Cuban baseball player and manager

Emilio Sabourín del Villar (c. 1854 – July 15, 1897) was a Cuban baseball second baseman and manager in the Cuban League and member of the Cuban Baseball Hall of Fame.

==Life and career==
Sabourín organized the first baseball championship in Cuba's history on December 31, 1874, in Matanzas. In 1878, he helped organize the Habana club, which would go on to win the Cuban League's inaugural championship. Sabourín, who would eventually take over as manager, continued as a player with Habana through the 1887 season, as the club won-seven straight championships.

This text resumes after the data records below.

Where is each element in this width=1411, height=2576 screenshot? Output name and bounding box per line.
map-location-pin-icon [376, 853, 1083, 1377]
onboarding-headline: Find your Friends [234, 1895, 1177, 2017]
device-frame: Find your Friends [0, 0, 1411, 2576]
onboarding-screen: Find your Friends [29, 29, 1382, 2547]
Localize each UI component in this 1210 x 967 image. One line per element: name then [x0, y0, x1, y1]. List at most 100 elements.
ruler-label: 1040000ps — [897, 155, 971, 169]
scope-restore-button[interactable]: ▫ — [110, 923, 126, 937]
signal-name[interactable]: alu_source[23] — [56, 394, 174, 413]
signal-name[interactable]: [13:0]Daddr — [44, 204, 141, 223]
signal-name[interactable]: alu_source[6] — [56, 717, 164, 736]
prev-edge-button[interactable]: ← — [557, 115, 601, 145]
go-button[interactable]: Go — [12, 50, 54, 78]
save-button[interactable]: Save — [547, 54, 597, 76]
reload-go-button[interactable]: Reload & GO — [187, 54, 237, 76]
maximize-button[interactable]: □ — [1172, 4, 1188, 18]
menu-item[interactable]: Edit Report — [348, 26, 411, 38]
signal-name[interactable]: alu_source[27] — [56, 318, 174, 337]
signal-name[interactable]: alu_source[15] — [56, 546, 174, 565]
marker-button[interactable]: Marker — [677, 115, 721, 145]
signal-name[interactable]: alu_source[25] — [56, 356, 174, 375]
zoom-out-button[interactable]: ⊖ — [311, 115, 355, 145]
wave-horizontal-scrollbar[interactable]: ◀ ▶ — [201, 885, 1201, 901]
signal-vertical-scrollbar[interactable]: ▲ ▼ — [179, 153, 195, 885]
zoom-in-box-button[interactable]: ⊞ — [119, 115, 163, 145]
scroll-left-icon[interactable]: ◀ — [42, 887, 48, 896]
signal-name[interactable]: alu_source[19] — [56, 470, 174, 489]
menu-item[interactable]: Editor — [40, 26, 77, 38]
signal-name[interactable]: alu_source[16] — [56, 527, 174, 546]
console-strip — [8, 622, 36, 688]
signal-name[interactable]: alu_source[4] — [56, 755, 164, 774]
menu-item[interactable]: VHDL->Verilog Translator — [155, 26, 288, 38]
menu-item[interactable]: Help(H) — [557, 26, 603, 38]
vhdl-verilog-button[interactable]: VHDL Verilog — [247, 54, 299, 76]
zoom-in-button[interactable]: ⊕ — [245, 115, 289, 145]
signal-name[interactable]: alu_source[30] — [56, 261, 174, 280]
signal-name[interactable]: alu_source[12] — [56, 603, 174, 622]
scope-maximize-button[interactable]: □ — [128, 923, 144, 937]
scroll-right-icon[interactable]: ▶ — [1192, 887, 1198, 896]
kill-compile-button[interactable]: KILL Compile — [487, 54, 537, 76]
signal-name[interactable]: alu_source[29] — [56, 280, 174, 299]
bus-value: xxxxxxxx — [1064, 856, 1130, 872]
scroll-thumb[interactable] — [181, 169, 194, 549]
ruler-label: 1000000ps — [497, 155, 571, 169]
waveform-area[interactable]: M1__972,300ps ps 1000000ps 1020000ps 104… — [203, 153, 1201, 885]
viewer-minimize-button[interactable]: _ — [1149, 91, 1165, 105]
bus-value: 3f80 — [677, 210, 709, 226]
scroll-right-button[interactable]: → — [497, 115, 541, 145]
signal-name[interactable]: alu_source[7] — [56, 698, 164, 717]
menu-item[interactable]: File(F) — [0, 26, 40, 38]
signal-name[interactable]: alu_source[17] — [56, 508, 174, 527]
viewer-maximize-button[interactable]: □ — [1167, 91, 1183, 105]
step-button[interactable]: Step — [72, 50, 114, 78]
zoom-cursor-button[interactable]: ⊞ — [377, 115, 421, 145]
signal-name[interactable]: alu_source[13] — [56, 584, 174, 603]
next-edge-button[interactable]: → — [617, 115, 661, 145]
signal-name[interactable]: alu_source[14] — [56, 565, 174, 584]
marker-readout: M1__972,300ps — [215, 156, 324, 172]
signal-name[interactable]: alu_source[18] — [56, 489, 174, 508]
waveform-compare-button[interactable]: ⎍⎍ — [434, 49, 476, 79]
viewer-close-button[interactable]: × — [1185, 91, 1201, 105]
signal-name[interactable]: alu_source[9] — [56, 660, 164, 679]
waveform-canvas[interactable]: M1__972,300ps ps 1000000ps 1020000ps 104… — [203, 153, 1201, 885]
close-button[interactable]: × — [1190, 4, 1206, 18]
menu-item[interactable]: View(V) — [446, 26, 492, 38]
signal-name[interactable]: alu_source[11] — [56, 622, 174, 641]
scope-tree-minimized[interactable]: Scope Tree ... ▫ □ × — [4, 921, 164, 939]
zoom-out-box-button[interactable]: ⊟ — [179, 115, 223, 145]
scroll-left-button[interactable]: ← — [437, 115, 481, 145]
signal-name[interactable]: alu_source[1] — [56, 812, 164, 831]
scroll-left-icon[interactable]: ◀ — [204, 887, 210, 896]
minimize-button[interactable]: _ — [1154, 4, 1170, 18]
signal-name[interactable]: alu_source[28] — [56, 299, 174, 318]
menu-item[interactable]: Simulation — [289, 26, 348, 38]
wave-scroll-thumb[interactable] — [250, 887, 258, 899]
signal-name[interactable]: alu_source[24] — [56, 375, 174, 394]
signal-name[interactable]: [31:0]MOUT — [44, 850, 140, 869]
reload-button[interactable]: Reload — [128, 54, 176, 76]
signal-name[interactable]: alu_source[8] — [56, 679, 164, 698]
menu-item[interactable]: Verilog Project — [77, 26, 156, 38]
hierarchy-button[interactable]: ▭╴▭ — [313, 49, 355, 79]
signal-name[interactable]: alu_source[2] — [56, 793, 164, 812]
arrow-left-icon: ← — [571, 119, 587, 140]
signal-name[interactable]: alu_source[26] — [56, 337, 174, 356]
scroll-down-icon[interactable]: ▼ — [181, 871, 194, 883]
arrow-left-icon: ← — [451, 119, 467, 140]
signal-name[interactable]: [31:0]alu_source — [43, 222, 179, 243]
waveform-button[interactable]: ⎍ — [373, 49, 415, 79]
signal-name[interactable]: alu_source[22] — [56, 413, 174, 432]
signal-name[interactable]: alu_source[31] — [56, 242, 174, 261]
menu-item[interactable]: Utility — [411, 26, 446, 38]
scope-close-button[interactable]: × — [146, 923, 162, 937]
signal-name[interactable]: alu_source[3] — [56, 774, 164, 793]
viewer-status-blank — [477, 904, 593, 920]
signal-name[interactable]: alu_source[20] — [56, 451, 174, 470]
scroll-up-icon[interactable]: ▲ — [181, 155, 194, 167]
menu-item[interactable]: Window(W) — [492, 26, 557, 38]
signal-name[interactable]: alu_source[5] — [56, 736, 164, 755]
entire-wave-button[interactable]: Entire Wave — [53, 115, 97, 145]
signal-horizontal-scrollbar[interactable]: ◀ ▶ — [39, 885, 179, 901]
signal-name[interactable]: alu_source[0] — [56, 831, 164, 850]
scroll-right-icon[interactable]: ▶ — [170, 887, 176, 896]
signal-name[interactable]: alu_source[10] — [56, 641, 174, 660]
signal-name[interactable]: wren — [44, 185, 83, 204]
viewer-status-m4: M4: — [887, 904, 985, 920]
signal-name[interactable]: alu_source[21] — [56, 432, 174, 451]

Remaining Habana's manager, Sabourín acquired future Cuban Baseball Hall of Famers Valentín González and Carlos Royer from amateur clubs in an effort to restock the club after multiple desertions. By 1892, Habana had won their ninth championship in 11 years.

He fought in the Cuban War of Independence and was arrested by Spain in 1896 on charges of being implicated in the stealing of ammunition from the government. While serving a 12-year (or 22-year) sentence, Sabourín died in 1897 in a prison in Ceuta, North Africa. He was elected to the Cuban Baseball Hall of Fame in 1941.